Difficulties may however arise not only in passing information on, but in obtaining it in the first place. Since manufacturers outside the European Economic Area are not obliged (or authorised) to submit information, the respective importers are themselves responsible for obtaining the relevant information from the non-European producers. Once again, consideration should be given to laying down a corresponding contractual provision.
Checking the areas of application, analysing products, preparing dossiers, identifying simplified procedures, entering into additional contractual provisions, drawing up notifications and submitting them – all this has to be done before 5 January 2021.
The aim of all this is to ensure greater transparency. The data submitted by companies can be viewed by consumers and waste operators from February 2021 onwards. They will most likely be happy to have this opportunity – as will competitors, too, no doubt. The database currently provides for such in-depth information to be provided about components containing “SVHC” that it no longer appears possible to fully guarantee the protection of one of the most important intangible assets – corporate know-how.
The legislator is also aware of this problem, and the ordinance to be issued on the basis of section 16f(2) ChemG is intended to remedy it. This ordinance is to specify how the notification obligations are to be fulfilled, and subject to what conditions, taking the database requirements developed at EU level into account. This is another component that requires clarification and that has nonetheless not had the effect of delaying the start of the notification obligation. Affected companies must therefore get to grips with the notification obligation and comply with it while still ensuring that their trade and business secrets are protected.
Notification and registration obligations are widespread in the European Economic Area.

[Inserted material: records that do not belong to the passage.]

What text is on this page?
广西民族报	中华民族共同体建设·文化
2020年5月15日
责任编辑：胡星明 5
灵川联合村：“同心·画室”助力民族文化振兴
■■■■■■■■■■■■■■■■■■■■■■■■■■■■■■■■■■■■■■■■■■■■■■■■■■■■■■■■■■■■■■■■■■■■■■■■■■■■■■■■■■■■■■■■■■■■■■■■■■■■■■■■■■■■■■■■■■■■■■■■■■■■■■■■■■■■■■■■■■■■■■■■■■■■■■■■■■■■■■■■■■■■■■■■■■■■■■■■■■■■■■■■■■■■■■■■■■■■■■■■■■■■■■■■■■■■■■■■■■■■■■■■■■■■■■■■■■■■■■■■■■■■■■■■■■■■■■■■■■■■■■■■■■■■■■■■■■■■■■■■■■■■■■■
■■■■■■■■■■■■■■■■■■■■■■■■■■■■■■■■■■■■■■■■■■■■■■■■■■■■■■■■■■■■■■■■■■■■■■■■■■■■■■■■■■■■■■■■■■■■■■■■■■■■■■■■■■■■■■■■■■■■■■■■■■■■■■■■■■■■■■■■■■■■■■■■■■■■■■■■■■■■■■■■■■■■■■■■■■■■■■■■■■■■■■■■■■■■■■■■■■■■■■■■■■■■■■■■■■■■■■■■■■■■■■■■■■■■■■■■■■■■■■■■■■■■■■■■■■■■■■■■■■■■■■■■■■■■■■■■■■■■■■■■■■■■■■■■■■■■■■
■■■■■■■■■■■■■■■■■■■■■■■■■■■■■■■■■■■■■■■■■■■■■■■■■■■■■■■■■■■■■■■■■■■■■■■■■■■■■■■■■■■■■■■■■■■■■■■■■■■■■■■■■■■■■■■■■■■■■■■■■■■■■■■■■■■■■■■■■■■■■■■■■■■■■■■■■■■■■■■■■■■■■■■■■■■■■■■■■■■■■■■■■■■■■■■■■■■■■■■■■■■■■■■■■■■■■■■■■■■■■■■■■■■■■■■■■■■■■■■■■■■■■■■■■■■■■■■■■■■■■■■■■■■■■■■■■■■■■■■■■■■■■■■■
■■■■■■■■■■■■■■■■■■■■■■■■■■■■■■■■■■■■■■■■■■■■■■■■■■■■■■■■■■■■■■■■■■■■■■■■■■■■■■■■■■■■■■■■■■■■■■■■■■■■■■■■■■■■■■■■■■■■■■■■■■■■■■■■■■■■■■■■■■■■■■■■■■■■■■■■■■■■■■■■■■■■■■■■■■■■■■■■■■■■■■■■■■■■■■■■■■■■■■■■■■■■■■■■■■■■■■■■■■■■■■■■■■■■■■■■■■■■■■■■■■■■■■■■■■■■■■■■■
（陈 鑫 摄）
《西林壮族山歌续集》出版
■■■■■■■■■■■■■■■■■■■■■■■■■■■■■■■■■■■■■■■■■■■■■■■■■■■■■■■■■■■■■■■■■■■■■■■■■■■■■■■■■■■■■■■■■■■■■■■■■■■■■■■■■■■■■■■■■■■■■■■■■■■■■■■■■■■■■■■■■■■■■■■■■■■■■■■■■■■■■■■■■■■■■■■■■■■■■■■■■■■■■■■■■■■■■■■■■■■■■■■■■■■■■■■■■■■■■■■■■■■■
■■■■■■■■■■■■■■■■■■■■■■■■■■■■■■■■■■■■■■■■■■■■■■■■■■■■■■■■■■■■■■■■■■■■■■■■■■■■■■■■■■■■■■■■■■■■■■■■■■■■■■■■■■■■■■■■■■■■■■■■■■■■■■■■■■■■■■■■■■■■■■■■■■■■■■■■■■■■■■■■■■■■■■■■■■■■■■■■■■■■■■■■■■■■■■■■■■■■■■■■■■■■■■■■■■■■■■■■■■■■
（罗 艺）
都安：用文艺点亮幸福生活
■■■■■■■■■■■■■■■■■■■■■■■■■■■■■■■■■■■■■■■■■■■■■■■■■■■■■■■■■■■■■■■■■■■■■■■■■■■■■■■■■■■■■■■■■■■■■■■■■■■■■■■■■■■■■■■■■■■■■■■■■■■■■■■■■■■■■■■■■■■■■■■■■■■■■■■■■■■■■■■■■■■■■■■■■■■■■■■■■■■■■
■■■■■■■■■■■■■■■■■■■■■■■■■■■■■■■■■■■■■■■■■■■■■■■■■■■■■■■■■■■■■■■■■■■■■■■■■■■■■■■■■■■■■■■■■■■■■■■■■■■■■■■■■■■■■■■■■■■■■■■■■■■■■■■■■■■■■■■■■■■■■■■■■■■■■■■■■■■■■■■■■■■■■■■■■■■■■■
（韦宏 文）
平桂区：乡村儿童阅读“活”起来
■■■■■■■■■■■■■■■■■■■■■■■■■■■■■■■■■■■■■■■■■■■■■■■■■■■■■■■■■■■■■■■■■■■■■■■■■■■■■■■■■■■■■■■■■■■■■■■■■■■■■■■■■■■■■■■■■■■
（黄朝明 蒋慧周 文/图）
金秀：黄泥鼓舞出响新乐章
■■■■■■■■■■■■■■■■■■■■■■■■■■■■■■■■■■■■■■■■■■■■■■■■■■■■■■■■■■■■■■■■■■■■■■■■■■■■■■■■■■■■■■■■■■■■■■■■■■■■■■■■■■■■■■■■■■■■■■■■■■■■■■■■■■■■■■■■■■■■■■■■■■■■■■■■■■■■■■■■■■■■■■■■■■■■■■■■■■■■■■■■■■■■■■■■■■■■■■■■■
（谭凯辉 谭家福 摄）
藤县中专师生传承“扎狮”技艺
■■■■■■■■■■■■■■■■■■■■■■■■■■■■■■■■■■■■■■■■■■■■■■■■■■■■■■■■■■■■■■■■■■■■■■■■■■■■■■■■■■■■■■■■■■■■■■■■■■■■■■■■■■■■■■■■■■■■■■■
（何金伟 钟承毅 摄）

Not only the aforementioned REACH Regulation, but also the German Electrical and Electronic Equipment Act (Elektro- und Elektronikgerätegesetz, “ElektroG”) and the German Packaging Act (Verpackungsgesetz, “VerpackG”) lay down notification or registration obligations that are based on EU law.
There are still a large number of outstanding questions about how these obligations will be implemented in practice, and not much time to answer them.
So it is all the more surprising that the legislator has unflinchingly adhered to the deadline for introducing the notification obligation and issued the relevant national regulations only a few weeks beforehand.
Somewhat less surprising is the fact that calls for the deadline to be postponed are growing ever louder. Nonetheless, the new notification obligation will come into force at the beginning of next year and affected companies should be prepared for this.